That's why Flores jumped at the chance to partake in a new program offered by The ASCII Group, Bethesda, Md. Launched in late October, the program allows ASCII Group members to resell application development services from The Jaxara Group, a solution provider in Warrenton, Va.
"It came at a time when we had this huge project [for a biotech firm] fall into our lap," Flores said from Cognetic's office in Houston. "We're so small and have 900 active clients. It can be very overwhelming at times."
The rock-bottom prices Jaxara charges for services didn't hurt, either. Because Jaxara outsources development services to an offshore development firm, Jaxara sells the services to ASCII Group's VAR community for about $30 an hour.
"Our rates are $95 an hour, so that's $60-something an hour we're making," Flores said. "That's [a] pretty huge profit."
In fact, solution providers can make 40 percent to 100 percent profit margin on Jaxara's services, depending on the client and the type of development work requested, said Daniel Boice, principal of Jaxara.
"For example, a .Net programmer can bill anywhere between $60 and $120 an hour," he said. "By having resellers utilize Jaxara, they gain access to the same level of developer expertise,but for $30 an hour."
Jaxara provides application development for the Java, Microsoft .Net, C/C++, PHP, SQL and Macromedia Cold Fusion development platforms, Boice said. Jaxara engineers never interact directly with solution providers' clients, he said.
So far, Cognetic has used Jaxara's services for help in building pieces of one project. But Flores said he was so impressed by the work,as well as the profit margins,that he expects to use the firm anytime he needs custom Java development services.
"I do most of the custom programming, but Java programming is one thing we don't have expertise in," Flores said. "It's not even worth our time to do in-house Java development anymore. It's better to use Jaxara."
Flores isn't the only solution provider who sees value in the ASCII Group's program.
According to Boice, nearly 30 companies have looked to the three-month-old program for help on a variety of projects. These range from meat-and-potatoes efforts, such as an online procurement tool and a white-box configuration device, to what has to be among the sexiest projects out there: providing code for Flash-driven Web site www.lingeriebowl.com.
The site is part of Horizon Productions' Lingerie Bowl 2004, a pay-per-view Web event that occurred during last week's Super Bowl, said Jerry Koutavas, vice president of business development at ASCII Group.
Ten of Jaxara's Sun Microsystems-certified Java developers wrote code for the complex site, which includes an online store, a chat application with queuing for a celebrity chat, a Web forum, bandwidth detection and a user-management system.

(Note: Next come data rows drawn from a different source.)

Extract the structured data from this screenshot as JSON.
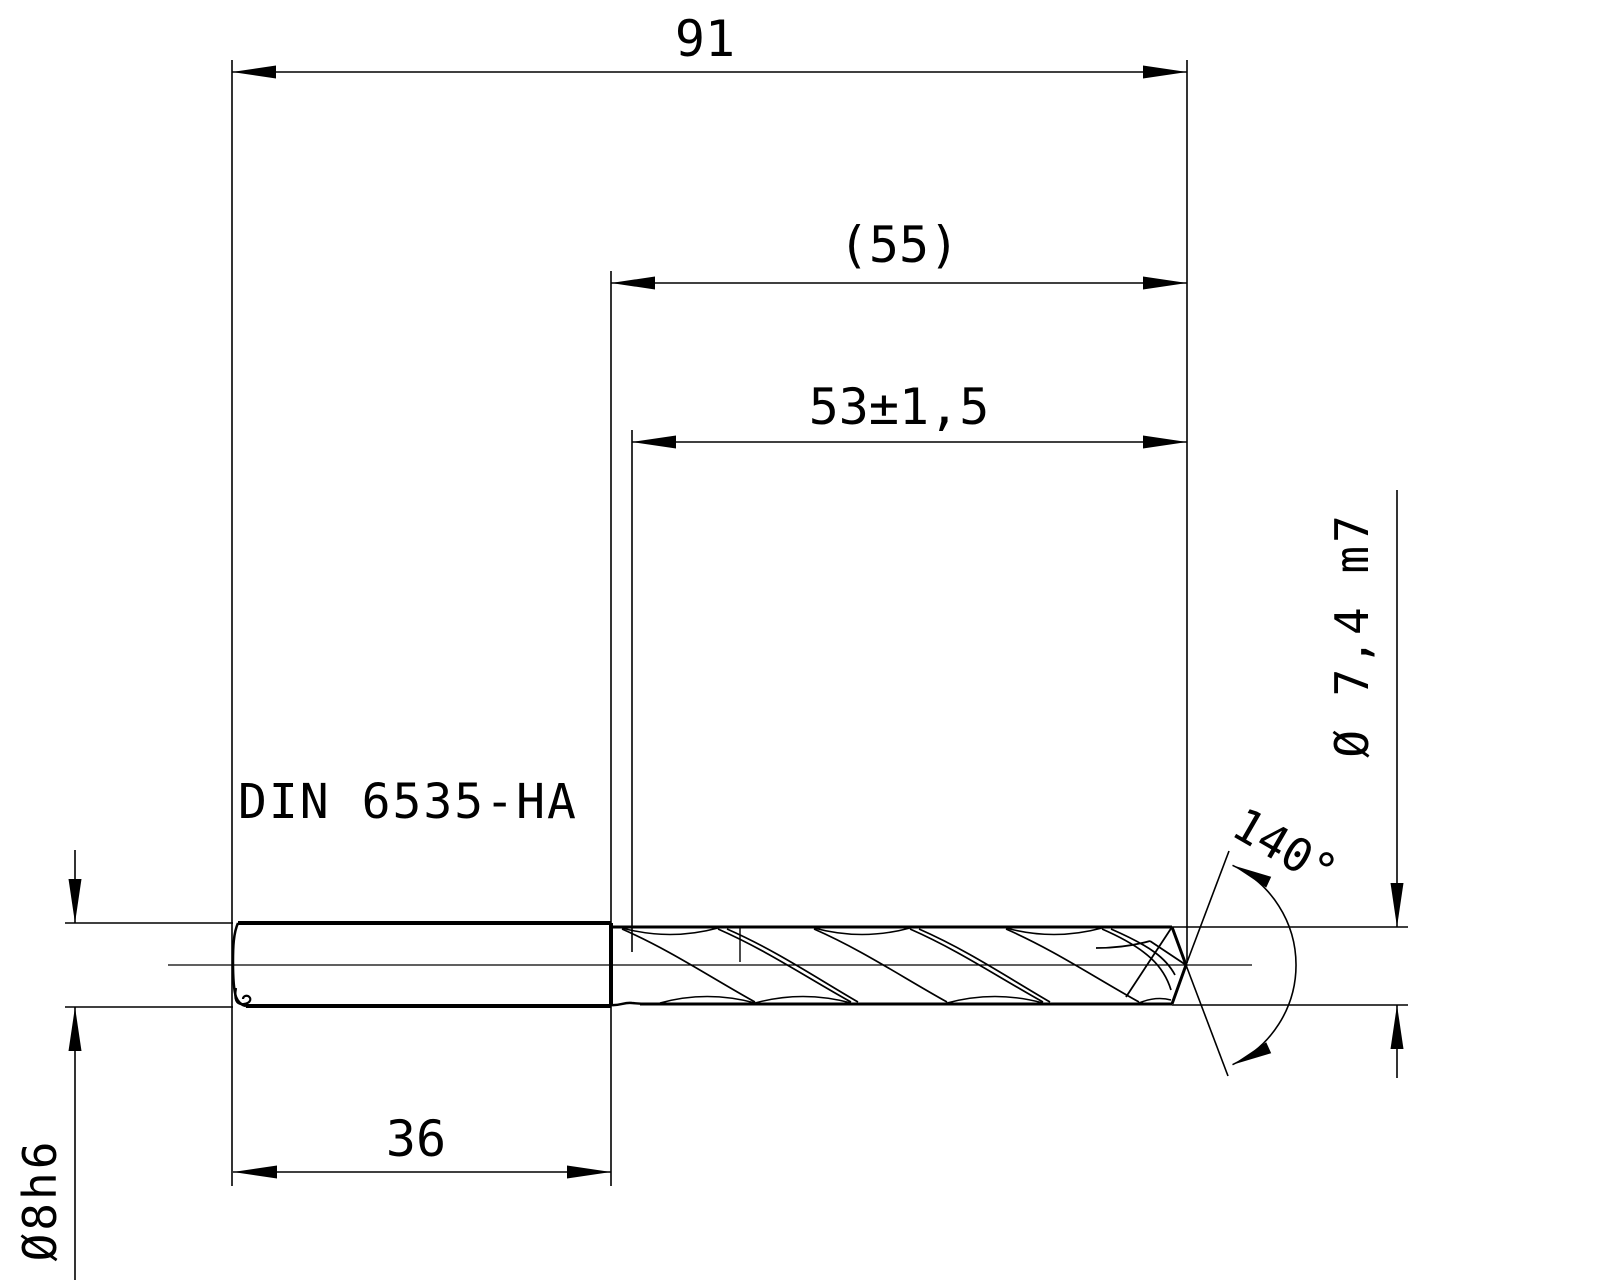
{
  "drawing": {
    "type": "technical-dimension-drawing",
    "subject": "twist-drill-side-view",
    "shank_standard_label": "DIN 6535-HA",
    "dims": {
      "overall_length": "91",
      "flute_length_ref": "(55)",
      "usable_length_tol": "53±1,5",
      "shank_length": "36",
      "shank_diameter": "Ø8h6",
      "cutting_diameter": "Ø 7,4 m7",
      "point_angle": "140°"
    },
    "colors": {
      "line": "#000000",
      "background": "#ffffff"
    }
  }
}
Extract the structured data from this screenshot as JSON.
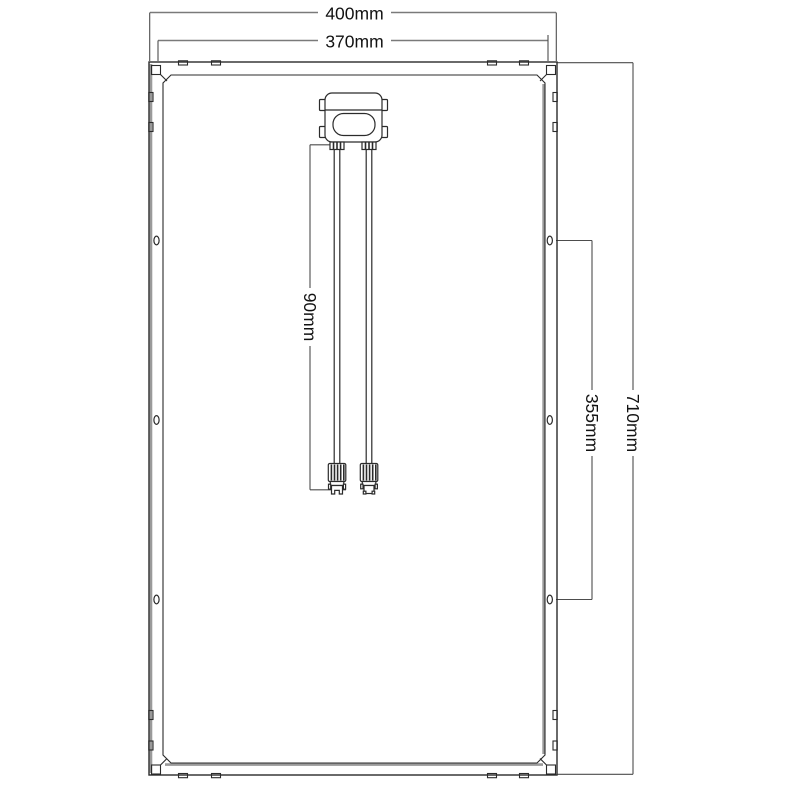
{
  "diagram": {
    "labels": {
      "outer_width": "400mm",
      "inner_width": "370mm",
      "overall_height": "710mm",
      "hole_spacing": "355mm",
      "cable_length": "90mm"
    },
    "colors": {
      "background": "#ffffff",
      "frame_line": "#2b2b2b",
      "frame_accent": "#9a9a9a",
      "dimension_line": "#4d4d4d",
      "text": "#121212"
    }
  }
}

But splashy commercial projects aren't Jaxara's mainstay, Boice said. Instead, solution providers often tap his company's services for mere trouble-shooting on a range of smaller projects. That's because many VARs, although expert at providing integration services, are not necessarily skilled at selecting the right team of developers, Boice said.
In those cases, "we have completed projects that were either built wrong or left unbuilt," he said.
But the program is not just for VARs that already have a development practice,it's also an option for diversifying any provider's portfolio, Koutavas said.
Indeed, recent economic pressures have forced resellers to find new sources of income as profit margins have fallen. Reselling services from Jaxara can help VARs branch into custom application development, said Brian Faust, director of operations at Information Automation, Highstown, N.J.
"Development services open up new revenue channels and provide another mechanism to keep us close to the customer as the lead technical adviser," Faust said.